Confidence is key.
At least, that’s what they say. And let’s be honest: how much of what “they” say should we really hold on to?
I think a lot of people struggle with confidence because of the standards set upon them. You should be good at this because you studied this. You should this, you should that. I think a lot of people struggle with confidence because there’s this misconception that being confident means you’ll succeed.
As someone who is thoroughly confident, I know this is not the truth. To be confident does not mean you will succeed, it means you have the ability to accept where you fall short. It means you don’t avoid the hole by risking your life and leaping over it, it means you fall into the hole and manage to climb your way out.
Some people call that resilience, but you can be resilient and stand strong while continuously getting beat into the ground without a chance to get back up. And without the chance to get back up, you start believing you won’t ever get back up. And that doesn’t sound like confidence to me.
To be confident means you know it’s okay to feel bad. To be confident means you know that the struggle is not the end, but a process to birth an outcome. To be confident means you know that outcome, whatever it may be, is just that: an outcome. And once that outcome passes, there will be another chance, in whatever way it presents itself, for you to create a new outcome.
To be confident means you don’t always smile. It means you accept what emotions come when they may, whether they be “appropriate” or not. To be confident means the words placed on your social media meant to provoke you into a rage doesn’t dent your pride, but elicits a laugh because words on a computer screen are like salt tablets thrown into the ocean.
To be confident doesn’t mean you’re strong, and it doesn’t mean you can turn your weaknesses into strengths. Being confident is the act of allowing weakness to simply exist.
To be confident isn’t to be smarter than the person beside you; confidence and arrogance are not synonymous, I’m sorry to say.
All of the above is the reason they say confidence is the key to success. When a wall is presented, those of us who are confident don’t slink in defeat and we don’t majestically leap over the wall with no effort. We stare at the wall and acknowledge it. We say, “okay, this wall is new; let’s see where this takes me”. Then we walk along the wall and feel the wall and see the wall and never ignore it. We let the wall think it controls our fate and we understand that by giving up the power of perfection and standards and the illusion that we can simply climb up the wall without understanding why the wall exists in the first place, we gain even greater power of our outcome.

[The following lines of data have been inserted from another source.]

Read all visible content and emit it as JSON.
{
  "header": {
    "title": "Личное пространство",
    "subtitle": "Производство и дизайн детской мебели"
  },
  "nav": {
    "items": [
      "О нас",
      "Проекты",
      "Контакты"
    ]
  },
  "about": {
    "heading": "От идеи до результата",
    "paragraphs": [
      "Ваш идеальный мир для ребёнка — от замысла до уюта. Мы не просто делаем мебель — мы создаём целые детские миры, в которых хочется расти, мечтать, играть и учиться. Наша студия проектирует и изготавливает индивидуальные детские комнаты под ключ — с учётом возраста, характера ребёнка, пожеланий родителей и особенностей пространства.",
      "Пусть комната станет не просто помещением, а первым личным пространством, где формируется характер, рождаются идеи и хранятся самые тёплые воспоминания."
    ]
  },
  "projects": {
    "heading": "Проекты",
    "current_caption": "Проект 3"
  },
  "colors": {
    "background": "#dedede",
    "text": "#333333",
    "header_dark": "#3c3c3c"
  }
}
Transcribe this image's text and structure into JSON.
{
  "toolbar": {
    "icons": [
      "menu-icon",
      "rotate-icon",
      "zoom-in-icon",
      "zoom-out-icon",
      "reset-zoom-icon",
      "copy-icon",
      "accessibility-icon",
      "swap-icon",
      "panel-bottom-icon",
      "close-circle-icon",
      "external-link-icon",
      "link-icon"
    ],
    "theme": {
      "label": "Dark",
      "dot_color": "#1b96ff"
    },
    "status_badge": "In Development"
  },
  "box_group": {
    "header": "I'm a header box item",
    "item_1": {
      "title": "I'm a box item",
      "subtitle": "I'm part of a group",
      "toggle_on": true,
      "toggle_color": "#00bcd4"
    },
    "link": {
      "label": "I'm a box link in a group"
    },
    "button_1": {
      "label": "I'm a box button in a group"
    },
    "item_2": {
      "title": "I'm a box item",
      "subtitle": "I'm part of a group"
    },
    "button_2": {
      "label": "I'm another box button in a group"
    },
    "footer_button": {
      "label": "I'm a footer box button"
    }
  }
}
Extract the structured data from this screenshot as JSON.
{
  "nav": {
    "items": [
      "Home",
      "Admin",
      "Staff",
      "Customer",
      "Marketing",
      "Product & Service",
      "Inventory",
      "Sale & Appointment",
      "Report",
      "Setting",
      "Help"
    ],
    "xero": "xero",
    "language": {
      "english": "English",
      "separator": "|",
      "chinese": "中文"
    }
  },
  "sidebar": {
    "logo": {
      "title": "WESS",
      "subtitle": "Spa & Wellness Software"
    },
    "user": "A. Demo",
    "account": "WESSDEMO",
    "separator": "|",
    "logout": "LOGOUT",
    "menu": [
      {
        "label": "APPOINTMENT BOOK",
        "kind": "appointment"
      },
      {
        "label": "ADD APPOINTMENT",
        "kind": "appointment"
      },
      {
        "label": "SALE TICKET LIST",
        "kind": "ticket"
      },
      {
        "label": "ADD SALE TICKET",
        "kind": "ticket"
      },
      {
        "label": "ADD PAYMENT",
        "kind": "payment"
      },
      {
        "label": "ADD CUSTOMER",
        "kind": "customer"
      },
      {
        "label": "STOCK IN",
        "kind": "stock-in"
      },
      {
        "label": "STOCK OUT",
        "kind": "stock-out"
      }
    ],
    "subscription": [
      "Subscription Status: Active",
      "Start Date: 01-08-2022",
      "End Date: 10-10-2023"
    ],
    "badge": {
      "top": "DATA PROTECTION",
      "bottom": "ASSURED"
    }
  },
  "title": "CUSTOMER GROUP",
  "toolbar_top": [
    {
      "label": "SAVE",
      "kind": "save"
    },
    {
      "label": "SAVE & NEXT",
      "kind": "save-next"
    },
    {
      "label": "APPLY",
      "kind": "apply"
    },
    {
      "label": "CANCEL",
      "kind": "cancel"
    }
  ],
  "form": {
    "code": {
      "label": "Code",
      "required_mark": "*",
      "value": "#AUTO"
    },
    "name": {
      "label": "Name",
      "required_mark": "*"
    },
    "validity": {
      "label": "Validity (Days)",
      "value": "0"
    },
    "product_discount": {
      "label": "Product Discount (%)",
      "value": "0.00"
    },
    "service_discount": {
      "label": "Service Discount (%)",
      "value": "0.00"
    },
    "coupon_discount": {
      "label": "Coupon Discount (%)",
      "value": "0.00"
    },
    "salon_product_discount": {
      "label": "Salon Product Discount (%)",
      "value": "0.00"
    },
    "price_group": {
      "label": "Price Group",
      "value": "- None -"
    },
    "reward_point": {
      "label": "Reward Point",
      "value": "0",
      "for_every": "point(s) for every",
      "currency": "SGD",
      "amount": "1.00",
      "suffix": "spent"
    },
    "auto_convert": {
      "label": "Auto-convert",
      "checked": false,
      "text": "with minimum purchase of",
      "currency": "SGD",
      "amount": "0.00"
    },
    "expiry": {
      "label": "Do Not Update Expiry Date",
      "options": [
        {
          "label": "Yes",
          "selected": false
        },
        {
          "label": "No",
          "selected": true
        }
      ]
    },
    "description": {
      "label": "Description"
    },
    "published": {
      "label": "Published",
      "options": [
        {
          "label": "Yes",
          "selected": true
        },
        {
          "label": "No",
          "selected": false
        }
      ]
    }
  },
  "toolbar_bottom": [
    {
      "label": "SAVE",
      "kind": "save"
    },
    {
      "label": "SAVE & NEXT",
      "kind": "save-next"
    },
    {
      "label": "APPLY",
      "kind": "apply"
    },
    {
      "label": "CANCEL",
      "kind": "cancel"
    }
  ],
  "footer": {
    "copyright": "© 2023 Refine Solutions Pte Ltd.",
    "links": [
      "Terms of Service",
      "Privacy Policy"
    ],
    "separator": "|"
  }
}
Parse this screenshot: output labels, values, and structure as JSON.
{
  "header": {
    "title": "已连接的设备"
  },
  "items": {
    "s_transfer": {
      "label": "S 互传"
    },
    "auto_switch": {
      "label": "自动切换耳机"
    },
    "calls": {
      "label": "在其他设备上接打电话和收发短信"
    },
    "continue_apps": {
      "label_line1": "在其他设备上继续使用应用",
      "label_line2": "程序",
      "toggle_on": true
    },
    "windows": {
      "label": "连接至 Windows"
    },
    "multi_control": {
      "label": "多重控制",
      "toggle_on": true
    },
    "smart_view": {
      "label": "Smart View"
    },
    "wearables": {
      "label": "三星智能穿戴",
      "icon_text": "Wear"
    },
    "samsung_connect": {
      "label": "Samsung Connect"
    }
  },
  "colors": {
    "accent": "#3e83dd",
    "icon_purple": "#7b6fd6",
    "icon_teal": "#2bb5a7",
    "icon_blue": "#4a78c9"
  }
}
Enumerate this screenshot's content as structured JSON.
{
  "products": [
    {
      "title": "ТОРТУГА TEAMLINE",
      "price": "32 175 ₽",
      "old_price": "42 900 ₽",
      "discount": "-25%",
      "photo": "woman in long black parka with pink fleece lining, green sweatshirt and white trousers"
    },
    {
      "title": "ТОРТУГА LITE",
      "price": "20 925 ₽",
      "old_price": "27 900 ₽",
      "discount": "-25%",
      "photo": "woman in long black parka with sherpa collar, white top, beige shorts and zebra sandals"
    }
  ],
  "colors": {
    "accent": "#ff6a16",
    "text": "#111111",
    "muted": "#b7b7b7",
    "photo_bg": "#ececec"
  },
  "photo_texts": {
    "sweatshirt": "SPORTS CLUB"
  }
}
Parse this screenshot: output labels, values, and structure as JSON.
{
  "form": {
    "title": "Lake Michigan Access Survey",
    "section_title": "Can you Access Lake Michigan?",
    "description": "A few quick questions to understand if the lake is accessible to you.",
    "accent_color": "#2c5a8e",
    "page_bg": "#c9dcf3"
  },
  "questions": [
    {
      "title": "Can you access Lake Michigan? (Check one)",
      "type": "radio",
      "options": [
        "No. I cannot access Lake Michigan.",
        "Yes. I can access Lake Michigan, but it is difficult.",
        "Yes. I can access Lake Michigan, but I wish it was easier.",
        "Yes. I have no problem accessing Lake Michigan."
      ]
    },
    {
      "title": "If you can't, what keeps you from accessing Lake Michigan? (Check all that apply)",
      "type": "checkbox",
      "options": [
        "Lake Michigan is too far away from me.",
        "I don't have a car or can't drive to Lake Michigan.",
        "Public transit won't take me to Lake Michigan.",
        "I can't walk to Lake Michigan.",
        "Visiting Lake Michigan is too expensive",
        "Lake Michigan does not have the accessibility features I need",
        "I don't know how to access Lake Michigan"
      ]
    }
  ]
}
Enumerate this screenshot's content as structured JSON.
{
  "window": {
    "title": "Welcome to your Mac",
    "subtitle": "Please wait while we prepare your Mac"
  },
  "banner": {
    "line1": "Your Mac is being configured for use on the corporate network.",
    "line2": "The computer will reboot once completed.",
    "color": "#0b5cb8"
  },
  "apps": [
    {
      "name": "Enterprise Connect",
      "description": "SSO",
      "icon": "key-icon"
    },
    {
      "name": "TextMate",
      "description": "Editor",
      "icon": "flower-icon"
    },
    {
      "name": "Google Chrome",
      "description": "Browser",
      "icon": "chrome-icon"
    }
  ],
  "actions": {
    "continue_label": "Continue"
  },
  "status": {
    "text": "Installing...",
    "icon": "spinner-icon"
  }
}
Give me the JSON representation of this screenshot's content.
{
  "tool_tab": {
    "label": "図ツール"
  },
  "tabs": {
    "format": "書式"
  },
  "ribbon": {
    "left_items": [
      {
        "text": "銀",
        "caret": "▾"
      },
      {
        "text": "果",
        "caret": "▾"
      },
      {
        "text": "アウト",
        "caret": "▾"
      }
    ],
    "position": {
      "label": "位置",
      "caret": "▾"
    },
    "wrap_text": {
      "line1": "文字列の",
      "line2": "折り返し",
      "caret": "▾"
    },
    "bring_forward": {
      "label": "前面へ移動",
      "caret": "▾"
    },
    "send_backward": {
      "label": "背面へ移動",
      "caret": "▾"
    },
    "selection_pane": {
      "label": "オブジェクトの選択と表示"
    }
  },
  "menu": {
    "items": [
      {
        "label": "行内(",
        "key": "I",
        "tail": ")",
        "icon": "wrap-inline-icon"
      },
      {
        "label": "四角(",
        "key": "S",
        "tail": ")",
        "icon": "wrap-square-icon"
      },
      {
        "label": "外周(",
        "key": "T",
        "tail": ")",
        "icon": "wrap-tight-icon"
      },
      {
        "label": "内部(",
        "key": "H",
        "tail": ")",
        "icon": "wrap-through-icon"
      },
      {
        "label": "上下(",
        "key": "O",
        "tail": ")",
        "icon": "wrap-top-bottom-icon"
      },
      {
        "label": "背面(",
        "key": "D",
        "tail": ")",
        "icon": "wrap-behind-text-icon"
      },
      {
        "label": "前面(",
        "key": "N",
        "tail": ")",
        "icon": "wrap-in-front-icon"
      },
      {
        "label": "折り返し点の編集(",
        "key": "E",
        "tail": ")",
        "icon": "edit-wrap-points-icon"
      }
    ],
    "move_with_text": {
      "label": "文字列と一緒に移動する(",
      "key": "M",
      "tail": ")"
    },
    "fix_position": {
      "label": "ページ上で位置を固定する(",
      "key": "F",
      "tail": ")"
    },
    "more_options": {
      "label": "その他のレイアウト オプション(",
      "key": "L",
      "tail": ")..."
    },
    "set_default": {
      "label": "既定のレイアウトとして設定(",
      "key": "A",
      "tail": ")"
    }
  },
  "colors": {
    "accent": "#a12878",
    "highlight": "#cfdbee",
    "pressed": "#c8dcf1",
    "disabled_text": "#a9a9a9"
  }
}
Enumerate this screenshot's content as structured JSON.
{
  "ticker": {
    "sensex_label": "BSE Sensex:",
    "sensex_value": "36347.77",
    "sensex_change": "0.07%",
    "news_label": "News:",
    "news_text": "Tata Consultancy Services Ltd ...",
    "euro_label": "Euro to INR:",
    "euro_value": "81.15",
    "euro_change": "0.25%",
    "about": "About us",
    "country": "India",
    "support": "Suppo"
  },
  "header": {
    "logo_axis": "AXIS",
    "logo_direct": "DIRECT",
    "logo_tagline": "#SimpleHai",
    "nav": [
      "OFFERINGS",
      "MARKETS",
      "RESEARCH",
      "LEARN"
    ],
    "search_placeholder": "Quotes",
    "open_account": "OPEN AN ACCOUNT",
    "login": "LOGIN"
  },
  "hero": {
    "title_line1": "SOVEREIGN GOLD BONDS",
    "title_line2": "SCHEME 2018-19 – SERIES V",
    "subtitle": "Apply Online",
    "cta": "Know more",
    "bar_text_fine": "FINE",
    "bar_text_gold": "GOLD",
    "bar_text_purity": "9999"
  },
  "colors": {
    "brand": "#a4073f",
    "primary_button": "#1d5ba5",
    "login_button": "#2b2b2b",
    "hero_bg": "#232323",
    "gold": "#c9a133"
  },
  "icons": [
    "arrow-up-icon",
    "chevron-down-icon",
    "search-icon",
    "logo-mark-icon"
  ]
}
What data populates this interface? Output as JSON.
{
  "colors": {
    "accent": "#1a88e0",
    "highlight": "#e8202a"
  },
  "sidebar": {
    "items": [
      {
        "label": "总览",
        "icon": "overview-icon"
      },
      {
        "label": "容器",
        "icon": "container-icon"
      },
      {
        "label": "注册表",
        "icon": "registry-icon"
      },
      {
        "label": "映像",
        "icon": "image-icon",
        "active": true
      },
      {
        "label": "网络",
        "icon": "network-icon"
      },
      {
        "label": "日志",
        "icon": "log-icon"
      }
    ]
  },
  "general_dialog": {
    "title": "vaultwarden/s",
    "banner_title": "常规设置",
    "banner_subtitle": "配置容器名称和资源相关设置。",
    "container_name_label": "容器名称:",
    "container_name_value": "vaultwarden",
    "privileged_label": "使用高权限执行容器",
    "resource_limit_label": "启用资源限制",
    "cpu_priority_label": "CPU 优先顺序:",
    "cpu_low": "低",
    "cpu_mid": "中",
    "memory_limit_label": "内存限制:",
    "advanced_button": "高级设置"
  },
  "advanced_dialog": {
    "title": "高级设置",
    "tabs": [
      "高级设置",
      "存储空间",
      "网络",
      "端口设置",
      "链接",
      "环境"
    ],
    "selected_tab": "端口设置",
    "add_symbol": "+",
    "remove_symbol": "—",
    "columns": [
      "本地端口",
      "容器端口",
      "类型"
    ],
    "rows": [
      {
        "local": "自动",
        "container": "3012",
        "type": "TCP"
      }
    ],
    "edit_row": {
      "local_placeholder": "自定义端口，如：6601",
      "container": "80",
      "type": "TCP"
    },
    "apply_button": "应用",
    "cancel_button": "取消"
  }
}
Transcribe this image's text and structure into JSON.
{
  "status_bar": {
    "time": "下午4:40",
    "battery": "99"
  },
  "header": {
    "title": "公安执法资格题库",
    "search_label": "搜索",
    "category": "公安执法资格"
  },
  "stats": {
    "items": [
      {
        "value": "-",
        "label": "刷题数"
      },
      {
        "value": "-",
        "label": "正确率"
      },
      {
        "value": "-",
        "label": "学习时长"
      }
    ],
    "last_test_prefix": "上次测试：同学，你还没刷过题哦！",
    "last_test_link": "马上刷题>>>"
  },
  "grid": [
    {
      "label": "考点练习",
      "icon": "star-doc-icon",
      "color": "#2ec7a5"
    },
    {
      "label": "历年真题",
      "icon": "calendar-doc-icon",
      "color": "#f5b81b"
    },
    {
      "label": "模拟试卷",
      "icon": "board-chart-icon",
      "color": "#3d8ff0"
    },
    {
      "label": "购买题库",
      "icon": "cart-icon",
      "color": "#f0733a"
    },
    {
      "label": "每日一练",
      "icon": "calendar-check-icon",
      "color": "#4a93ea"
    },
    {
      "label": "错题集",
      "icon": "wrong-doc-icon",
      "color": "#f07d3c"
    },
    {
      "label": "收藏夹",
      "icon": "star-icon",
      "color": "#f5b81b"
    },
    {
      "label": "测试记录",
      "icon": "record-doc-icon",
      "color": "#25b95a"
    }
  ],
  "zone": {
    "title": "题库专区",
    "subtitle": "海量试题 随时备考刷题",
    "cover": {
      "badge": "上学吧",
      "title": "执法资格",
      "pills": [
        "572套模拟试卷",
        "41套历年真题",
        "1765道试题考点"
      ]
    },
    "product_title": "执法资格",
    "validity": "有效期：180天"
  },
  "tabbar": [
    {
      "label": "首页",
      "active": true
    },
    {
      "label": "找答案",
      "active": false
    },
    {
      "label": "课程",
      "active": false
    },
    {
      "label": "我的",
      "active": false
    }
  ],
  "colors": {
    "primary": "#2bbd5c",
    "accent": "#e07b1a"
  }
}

You don’t need multiple successes for confidence: take it from someone who, in many people’s eyes, including my own, has failed over and over and over and over and over again. And those failures are what keep me going. If I didn’t have those, I wouldn’t be nearly as confident. I would be terrified that one day, at some point in time, my successes or my achievements or my standards would be ripped away in an instant. I would smile all the time so people couldn’t see my terror.